Concurrent mFOLFOX6 plus ADI-PEG-20 intramuscularly at 36 mg/m weekly shows an acceptable safety profile and favorable efficacy compared to historic controls. Further evaluation of this combination is warranted in advanced HCC patients.
精氨酸耗竭会干扰嘧啶代谢和 DNA 损伤修复途径。临床前数据表明,将聚乙二醇化精氨酸脱亚氨酶(ADI-PEG20)与氟嘧啶或铂类药物联合使用,可增强精氨酸营养缺陷型体外和体内的细胞毒性。

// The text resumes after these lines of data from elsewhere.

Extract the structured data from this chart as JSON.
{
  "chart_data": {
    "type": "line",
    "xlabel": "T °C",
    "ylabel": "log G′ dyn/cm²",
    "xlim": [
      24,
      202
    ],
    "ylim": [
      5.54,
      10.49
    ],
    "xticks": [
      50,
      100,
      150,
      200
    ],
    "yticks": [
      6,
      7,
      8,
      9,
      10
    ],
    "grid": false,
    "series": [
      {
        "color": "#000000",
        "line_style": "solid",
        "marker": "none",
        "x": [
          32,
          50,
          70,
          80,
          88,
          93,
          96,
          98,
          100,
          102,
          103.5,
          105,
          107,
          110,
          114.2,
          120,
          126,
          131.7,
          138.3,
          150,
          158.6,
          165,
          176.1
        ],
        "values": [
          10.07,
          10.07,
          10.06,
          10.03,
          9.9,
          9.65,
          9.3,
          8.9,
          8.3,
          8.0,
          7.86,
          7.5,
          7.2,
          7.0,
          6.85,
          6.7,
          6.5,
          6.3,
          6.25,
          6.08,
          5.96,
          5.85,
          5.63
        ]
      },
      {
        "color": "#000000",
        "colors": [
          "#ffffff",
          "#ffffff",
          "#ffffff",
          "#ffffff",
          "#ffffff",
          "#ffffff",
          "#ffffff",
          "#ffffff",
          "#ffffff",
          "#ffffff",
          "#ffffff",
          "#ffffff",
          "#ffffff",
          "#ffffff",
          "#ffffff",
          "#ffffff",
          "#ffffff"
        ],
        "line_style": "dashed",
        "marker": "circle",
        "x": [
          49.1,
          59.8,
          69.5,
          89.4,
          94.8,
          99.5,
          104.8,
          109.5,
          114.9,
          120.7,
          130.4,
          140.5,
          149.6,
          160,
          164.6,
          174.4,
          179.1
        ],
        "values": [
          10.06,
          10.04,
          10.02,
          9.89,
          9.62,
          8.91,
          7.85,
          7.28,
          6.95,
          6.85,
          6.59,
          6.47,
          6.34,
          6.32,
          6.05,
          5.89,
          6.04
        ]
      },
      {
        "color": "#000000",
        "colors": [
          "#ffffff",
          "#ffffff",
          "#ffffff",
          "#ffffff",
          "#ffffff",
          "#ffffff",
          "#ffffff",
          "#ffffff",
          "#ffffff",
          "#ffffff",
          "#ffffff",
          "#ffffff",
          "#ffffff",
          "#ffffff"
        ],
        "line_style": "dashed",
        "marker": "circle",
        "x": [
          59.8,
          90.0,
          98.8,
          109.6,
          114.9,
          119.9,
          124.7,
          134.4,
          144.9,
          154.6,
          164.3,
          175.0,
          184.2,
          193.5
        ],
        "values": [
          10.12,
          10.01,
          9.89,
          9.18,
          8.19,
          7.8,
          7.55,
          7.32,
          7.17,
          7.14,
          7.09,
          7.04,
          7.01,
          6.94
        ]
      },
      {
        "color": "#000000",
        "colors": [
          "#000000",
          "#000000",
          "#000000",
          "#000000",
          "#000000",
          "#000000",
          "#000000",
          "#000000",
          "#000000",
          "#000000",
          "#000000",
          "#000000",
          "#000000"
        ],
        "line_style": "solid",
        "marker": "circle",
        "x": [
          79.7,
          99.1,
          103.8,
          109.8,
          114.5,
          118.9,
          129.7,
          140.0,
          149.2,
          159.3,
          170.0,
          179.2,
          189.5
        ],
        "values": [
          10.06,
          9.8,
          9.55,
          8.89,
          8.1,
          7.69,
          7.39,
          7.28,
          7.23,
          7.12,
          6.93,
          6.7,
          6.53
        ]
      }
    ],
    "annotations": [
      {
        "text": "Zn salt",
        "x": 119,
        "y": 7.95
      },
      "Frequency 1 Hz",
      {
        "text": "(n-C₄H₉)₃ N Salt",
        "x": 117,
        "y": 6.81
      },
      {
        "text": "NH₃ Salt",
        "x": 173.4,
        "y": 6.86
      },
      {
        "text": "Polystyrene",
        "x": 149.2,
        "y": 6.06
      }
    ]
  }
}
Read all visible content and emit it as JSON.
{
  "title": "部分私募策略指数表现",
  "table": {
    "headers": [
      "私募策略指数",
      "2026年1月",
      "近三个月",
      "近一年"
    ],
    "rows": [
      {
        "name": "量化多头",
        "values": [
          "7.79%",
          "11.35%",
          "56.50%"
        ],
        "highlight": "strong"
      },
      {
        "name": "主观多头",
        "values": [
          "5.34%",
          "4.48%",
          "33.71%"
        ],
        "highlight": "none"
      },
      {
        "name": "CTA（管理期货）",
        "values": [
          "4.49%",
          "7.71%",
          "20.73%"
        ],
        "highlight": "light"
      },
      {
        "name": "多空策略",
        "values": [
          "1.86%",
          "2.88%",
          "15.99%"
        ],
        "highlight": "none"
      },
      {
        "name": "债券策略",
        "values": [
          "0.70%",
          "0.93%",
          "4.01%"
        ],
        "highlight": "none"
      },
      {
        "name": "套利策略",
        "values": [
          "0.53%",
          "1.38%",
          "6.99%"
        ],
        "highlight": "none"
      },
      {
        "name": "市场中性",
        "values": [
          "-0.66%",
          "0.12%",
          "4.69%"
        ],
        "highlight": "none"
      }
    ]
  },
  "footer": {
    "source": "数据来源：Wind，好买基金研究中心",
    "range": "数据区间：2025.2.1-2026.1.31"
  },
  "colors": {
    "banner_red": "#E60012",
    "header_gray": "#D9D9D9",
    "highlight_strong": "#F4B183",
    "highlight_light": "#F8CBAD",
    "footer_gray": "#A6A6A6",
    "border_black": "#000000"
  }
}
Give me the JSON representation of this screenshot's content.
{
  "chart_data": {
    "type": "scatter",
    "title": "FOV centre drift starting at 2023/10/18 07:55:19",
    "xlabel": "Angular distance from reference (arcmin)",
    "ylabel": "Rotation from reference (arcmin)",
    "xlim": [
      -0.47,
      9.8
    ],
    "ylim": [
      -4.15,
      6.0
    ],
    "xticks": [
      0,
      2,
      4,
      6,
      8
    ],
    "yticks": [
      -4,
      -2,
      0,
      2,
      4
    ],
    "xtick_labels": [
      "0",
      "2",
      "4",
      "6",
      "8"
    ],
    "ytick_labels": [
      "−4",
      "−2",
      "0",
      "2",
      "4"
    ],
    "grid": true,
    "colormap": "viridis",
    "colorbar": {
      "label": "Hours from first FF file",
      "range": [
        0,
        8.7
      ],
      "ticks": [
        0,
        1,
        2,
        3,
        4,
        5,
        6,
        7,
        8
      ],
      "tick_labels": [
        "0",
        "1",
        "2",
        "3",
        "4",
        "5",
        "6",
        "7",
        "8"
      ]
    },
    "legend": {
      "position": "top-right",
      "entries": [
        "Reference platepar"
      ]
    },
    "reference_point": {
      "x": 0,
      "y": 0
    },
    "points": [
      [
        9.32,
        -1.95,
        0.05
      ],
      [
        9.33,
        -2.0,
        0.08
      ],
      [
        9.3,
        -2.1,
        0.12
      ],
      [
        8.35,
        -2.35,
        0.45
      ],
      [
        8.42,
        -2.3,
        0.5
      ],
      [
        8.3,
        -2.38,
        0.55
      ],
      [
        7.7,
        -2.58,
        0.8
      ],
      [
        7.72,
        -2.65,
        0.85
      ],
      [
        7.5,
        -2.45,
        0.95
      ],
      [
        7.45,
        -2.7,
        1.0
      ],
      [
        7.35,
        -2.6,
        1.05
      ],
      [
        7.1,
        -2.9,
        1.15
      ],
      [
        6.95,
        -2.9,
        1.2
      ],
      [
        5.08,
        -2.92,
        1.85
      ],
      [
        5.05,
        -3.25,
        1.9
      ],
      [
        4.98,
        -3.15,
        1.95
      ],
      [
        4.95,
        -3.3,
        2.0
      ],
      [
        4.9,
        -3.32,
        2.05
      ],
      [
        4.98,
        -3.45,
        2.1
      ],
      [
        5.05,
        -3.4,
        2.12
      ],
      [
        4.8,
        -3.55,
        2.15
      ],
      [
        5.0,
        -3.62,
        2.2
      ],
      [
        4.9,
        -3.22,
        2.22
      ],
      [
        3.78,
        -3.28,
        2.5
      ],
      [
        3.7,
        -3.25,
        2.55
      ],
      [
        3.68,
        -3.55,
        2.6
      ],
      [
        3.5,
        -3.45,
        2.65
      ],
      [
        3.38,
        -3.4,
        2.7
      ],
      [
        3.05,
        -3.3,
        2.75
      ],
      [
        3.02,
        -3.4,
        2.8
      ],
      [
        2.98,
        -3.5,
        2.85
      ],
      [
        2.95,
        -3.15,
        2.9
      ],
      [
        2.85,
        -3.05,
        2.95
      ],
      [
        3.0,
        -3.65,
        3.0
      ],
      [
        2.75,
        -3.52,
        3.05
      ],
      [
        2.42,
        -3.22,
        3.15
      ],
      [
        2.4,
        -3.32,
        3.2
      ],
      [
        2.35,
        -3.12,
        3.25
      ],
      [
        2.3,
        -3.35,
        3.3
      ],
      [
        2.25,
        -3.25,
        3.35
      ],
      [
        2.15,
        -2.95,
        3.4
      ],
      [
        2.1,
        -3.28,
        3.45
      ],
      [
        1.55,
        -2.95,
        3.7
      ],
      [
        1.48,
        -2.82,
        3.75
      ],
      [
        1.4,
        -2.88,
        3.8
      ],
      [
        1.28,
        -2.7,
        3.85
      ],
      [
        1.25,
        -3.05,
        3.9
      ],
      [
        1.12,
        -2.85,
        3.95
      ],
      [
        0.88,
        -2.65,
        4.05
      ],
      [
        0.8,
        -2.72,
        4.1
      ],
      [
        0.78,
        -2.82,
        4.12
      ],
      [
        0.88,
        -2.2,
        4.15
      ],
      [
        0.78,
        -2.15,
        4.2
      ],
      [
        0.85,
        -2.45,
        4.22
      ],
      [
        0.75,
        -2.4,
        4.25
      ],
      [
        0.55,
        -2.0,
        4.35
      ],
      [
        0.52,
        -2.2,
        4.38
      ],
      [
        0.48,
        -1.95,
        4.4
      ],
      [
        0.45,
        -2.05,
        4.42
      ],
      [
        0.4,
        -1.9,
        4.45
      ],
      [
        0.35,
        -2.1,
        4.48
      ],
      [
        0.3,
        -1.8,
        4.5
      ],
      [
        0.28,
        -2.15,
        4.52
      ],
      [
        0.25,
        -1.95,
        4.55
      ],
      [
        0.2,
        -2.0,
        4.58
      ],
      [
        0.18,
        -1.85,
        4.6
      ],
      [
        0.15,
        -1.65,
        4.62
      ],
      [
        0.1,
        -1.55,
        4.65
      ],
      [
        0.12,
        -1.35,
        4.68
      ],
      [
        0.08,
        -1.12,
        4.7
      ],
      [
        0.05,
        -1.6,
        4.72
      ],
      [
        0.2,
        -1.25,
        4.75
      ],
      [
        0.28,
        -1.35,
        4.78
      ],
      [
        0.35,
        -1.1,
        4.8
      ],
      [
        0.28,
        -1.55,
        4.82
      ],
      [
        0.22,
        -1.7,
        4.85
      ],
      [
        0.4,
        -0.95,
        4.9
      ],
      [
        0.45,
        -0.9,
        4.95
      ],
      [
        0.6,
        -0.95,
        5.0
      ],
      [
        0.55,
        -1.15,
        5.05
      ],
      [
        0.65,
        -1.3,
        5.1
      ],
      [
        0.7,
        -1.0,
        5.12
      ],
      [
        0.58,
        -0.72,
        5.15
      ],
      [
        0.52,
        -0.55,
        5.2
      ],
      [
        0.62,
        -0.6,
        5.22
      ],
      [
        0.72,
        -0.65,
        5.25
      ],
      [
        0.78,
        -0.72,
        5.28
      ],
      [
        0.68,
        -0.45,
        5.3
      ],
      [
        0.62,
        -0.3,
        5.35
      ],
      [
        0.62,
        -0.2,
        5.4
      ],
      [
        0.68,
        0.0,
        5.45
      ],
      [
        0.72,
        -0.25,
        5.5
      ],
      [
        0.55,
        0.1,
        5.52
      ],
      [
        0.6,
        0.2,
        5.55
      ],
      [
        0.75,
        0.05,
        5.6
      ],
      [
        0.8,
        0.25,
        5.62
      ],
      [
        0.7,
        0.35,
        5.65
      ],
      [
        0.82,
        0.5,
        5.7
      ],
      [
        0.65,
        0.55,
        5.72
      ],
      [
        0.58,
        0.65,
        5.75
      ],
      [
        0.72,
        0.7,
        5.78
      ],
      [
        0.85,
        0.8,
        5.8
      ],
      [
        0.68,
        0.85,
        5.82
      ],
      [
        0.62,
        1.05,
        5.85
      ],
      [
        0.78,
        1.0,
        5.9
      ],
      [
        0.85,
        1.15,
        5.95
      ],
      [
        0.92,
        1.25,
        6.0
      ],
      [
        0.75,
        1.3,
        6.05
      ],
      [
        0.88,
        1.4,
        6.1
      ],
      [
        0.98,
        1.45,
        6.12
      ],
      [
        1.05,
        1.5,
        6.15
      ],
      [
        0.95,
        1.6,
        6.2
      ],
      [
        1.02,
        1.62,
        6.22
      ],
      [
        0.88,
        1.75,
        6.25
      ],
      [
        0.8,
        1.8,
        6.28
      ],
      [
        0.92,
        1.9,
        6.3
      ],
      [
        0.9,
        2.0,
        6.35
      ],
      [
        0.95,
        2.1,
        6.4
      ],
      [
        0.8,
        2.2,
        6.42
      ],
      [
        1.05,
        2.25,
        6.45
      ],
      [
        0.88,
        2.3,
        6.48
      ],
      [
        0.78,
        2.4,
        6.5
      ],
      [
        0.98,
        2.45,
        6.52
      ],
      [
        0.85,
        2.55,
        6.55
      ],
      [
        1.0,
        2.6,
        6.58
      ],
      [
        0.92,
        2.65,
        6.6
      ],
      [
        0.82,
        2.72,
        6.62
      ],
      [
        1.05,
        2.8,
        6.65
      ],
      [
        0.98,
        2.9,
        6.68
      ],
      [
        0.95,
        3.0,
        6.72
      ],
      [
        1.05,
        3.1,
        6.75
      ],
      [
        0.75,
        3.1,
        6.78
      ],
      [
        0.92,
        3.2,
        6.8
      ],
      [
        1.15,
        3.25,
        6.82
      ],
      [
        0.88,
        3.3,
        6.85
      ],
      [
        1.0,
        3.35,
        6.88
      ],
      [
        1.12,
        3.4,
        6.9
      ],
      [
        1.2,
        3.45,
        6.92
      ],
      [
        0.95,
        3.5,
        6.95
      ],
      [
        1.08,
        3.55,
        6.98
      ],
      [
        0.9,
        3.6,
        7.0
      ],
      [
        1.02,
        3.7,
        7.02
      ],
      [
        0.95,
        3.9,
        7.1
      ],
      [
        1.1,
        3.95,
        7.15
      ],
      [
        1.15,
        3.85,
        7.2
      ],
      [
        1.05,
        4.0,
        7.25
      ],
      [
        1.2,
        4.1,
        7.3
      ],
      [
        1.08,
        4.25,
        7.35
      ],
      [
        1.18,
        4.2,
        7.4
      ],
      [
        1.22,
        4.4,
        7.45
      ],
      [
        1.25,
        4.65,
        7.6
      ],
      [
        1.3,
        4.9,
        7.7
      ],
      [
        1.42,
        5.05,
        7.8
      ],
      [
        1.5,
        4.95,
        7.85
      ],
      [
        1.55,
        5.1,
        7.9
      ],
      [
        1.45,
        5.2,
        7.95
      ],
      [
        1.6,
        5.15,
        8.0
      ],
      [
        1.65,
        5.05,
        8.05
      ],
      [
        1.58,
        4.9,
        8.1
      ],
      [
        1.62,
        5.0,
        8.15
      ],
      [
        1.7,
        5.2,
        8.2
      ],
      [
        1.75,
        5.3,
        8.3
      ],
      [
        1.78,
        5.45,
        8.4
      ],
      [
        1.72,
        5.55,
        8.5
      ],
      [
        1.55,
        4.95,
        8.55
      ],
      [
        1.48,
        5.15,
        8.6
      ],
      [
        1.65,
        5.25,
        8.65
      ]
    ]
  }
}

这是一项单中心、开放标签、I 期临床试验,旨在评估 ADI-PEG20 联合改良 FOLFOX6(mFOLFOX6)治疗复发性肝细胞癌(HCC)和其他晚期胃肠道肿瘤的安全性、耐受性,并确定 ADI-PEG20 的推荐 II 期剂量(RP2D)。采用 3+3 剂量递增设计来评估安全性、耐受性,并确定 ADI-PEG20 的 II 期推荐剂量(RP2D)。对 HCC 患者进行了 RP2D 扩展队列研究,以确定客观缓解率(ORR)。次要目标是估计无进展生存期(PFS)、总生存期(OS),并探讨药效学和免疫原性。符合条件的患者接受标准剂量的 mFOLFOX6 静脉内每 2 周 1 次和 ADI-PEG-20 肌肉内每周 1 次 18(队列 1)或 36mg/m(队列 2 和 RP2D 扩展)。
共入组 27 例患者,其中 23 例为晚期 HCC 患者,4 例为其他胃肠道肿瘤患者。在队列 1 或 2 中均未观察到剂量限制毒性。ADI-PEG20 的 RP2D 为每周 36mg/m 联合 mFOLFOX6。最常见的任何级别不良事件(AE)为血小板减少症、中性粒细胞减少症、白细胞减少症、贫血和疲劳。在 23 例 HCC 患者中,最常见的治疗相关≥3 级 AE 为中性粒细胞减少症(47.8%)、血小板减少症(34.7%)、白细胞减少症(21.7%)、贫血(21.7%)和淋巴细胞减少症(17.4%)。该组的客观缓解率为 21%(95%CI7.5-43.7)。中位 PFS 和 OS 分别为 7.3 个月和 14.5 个月。尽管出现了低水平的抗 ADI-PEG20 抗体,但治疗后精氨酸水平仍被耗尽。4 周和 8 周时的精氨酸耗竭以及存档的肿瘤精氨酸合成酶-1 水平与反应无相关性。
与历史对照相比,每周 36mg/m 联合 mFOLFOX6 肌肉内应用 ADI-PEG-20 的安全性和疗效均令人满意。在晚期 HCC 患者中进一步评估该联合方案是合理的。